L'orrore di Stresa, oltre la demagogia
La manomissione della funivia non si spiega nemmeno con la logica economica
Abbiamo un problema con il concetto di rischio. Tendiamo a rimuoverlo o a fuggirne, mai ad affrontarlo con gli strumenti corretti. Per mettere il rischio tra parentesi e spostarlo in un luogo sospeso abbiamo inventato l’implausibile, inutilizzabile, principio di precauzione. Una stramba idea secondo la quale bisogna temere tutto, qui e ora, perché un giorno potrebbe dimostrarsene la pericolosità. Così il rischio da tema specifico diventa un nulla generico, un indimostrato e invisibile dal quale però discendono, per precauzione, misure difensive e interdittive. Il rischio, così, da concreto che è per definizione, diventa presunto nell’uso ordinario. E l’Italia, campione di precauzione collettiva, è anche il paese con uno dei minori tassi di assicurazione in Europa, perché del rischio non amiamo occuparci né intendiamo fare qualche piccolo sforzo per gestirlo in anticipo.

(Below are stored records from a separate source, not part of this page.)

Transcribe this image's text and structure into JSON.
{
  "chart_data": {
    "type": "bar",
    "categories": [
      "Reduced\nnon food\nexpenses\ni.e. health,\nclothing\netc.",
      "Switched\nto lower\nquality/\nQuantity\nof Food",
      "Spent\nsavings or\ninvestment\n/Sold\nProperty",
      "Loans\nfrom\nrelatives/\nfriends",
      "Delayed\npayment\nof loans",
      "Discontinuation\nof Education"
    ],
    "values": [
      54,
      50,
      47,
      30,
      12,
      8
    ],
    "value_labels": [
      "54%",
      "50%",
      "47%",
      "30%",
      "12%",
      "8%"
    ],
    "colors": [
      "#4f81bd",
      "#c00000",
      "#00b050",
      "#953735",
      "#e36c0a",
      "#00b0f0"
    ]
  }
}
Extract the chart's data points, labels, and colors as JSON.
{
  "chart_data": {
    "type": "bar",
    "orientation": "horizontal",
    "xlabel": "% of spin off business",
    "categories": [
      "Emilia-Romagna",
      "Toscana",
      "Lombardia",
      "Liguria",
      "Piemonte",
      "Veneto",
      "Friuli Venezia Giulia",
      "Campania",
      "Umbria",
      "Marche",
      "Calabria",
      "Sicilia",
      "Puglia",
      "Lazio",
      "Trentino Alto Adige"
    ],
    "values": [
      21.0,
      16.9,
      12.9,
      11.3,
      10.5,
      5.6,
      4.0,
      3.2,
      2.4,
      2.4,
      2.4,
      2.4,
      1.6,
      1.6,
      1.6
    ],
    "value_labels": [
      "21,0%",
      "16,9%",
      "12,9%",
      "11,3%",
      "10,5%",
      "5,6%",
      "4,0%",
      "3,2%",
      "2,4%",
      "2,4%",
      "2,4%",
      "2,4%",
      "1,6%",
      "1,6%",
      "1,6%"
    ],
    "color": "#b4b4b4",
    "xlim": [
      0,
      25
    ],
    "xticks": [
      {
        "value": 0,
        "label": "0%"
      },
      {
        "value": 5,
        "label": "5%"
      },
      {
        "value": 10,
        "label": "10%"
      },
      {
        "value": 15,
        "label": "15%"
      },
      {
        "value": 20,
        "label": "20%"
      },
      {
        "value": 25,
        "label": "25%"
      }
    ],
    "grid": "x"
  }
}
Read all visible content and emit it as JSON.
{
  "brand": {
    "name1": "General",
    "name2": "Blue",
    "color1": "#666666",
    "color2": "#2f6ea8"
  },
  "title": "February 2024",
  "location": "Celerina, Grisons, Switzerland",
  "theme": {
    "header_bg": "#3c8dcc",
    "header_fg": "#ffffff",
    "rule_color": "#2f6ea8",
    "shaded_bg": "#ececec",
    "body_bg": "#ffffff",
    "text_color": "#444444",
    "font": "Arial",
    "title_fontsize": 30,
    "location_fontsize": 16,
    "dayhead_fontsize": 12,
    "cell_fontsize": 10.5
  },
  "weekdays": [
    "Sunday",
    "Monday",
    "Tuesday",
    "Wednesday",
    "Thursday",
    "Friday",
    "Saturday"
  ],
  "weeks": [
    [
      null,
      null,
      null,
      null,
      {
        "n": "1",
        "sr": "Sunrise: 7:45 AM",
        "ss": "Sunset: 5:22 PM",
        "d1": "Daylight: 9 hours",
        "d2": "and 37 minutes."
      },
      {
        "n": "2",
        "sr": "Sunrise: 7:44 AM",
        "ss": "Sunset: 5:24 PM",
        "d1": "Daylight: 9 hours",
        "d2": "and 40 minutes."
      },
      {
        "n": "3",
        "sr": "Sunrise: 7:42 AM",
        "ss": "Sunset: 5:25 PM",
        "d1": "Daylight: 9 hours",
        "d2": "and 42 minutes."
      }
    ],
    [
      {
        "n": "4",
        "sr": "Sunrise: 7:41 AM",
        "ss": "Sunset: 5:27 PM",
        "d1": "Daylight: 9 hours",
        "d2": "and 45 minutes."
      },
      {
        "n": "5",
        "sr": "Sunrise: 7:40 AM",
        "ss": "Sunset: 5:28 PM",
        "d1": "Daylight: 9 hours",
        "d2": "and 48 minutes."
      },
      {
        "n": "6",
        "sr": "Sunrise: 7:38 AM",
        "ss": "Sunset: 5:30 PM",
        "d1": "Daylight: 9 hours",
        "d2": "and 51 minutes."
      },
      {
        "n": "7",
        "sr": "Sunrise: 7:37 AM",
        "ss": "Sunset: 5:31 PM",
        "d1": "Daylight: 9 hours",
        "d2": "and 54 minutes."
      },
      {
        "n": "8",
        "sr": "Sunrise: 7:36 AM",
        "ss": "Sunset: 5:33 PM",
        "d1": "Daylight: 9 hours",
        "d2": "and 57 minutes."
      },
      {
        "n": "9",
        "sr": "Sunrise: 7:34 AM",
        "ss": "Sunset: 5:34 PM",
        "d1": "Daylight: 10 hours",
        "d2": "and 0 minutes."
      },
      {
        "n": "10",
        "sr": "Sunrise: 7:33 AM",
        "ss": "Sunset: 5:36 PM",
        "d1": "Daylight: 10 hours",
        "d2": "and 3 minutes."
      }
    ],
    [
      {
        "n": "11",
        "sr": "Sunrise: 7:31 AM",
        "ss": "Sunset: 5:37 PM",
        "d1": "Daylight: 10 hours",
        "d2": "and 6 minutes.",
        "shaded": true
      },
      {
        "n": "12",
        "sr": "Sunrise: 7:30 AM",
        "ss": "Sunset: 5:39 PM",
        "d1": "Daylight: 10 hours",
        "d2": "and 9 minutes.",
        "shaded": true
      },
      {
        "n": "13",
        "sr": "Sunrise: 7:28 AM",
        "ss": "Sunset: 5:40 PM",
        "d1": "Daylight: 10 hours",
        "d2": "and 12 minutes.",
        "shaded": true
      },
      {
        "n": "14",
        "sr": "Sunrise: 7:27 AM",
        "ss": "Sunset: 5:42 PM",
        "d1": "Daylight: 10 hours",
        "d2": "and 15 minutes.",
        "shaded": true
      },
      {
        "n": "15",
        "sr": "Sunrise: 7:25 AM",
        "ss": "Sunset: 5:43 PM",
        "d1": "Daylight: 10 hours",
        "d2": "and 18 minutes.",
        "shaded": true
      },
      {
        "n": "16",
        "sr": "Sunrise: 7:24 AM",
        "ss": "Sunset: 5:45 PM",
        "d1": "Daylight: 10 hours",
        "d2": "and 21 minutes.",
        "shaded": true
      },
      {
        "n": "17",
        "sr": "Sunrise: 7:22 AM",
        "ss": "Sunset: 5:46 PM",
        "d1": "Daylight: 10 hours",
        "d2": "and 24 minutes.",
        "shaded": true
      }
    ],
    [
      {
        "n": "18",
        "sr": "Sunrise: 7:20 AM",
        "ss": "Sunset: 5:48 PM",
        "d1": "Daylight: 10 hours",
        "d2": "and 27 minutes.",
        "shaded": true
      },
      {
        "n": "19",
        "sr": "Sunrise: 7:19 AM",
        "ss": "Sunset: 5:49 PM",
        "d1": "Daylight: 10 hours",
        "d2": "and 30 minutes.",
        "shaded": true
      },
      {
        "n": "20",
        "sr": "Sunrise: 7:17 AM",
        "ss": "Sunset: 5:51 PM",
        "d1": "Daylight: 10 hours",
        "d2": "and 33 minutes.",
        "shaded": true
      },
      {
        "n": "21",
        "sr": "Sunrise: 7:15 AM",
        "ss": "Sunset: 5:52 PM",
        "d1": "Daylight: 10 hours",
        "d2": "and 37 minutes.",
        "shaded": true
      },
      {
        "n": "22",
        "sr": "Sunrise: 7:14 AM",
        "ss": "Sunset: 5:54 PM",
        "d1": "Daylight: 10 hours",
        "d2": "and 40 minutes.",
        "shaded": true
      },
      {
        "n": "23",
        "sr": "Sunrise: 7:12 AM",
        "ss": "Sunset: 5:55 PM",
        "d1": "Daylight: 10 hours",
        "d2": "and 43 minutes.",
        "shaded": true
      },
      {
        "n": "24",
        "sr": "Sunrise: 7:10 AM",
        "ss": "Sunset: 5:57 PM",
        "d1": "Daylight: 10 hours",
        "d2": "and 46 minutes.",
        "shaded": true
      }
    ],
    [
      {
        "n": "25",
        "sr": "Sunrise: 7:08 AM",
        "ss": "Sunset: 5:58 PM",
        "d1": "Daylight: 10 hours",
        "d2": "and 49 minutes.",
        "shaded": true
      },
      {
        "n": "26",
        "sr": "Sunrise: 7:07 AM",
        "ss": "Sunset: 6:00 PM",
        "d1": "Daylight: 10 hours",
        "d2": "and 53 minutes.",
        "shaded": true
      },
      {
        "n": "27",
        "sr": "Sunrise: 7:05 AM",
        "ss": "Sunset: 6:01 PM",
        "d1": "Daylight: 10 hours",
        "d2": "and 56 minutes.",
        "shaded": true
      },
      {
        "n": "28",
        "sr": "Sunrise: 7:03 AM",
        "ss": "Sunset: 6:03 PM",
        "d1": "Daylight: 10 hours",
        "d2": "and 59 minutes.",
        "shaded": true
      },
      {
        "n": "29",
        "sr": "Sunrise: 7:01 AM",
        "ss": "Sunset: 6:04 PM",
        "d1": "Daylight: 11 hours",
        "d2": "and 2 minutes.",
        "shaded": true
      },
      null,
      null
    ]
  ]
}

La premessa è un po’ lunga ma ci aiuta ad avvicinarci all’assurdo accertato riguardo al terribile incidente della funivia di Stresa, con ragionevole fiducia nelle indicazioni (pur se un po’ parossistiche) della procura di Verbania. Anche il secondo forchettone è stato ritrovato e c’è la ragionevole certezza che quest’ultimo e l’altro già individuato siano serviti a disattivare il freno di emergenza, il meccanismo di blocco che assicura la sicurezza delle cabine di una funivia di fronte a qualunque tipo di avaria del sistema di movimento. La manomissione, a quanto si capisce e secondo ogni evidenza, è stata volontaria. E qui arriviamo alla rimozione del concetto di rischio, applicata a un caso oltre il limite della nostra logica. Non c’è alcun senso in quanto è stato fatto. Non può valere neppure la spiegazione legata al profitto, al desiderio di mandare avanti l’impianto. O meglio, quella è stata probabilmente la ragione della scelta fatta dai responsabili dell’impianto, ma la logica economica, chiamatela ricerca del profitto se volete, non ha nulla a che fare con l’assunzione di rischi fuori da ogni possibile equilibrio con i ricavi.
Spiegandosi meglio: per un operatore economico non avrebbe senso affrontare pericoli non paragonabili con i propri ricavi attesi, perché enormemente maggiori, addirittura appartenenti a un altro ambito, come lo è mettere a rischio la vita di altre persone. Eppure, a quanto si è saputo, lo hanno fatto. Hanno rinunciato, con una manomissione volontaria, al meccanismo che garantiva la sicurezza del loro servizio e della loro attività economica. Una scelta che può appartenere solo a un mondo in cui si è persa la nozione di rischio. L’indignazione è arrivata puntuale, con un nutrito gruppo di politici, una volta tanto alleggeriti dal ruolo di principali responsabili di un disastro, e quindi scatenati nella richiesta dei trattamenti più duri per i colpevoli. Lo hanno fatto in tanti, e con una certa varietà di schieramento, spesso con l’immediatezza e la laconicità di un tweet. Ma, fatta la perorazione per l’ergastolo, sarebbe bene che si dedicassero invece a recuperare per primi loro nell’attività legislativa il concetto di rischio. Liberandolo dalle esasperazioni del principio di precauzione e riportandolo nella ordinarietà. Vale anche per il lavoro (per la sicurezza ieri si è manifestato, ma dopo l’emozione per la tragica morte di Prato è tornata la abituale e colpevole disattenzione) e vale per tanti altri ambiti, a cominciare dalla mobilità e dalle strade. La pandemia ci ha costretti a misurare, con il massimo possibile di razionalità, il rapporto tra le nostre azioni e il rischio. La fatica con cui l’abbiamo fatto, e con cui ci sono stati imposti i comportamenti più opportuni, ci è ben nota. Almeno questa lezione potrebbe restare, per uscirne, come si dice, migliori almeno in un aspetto.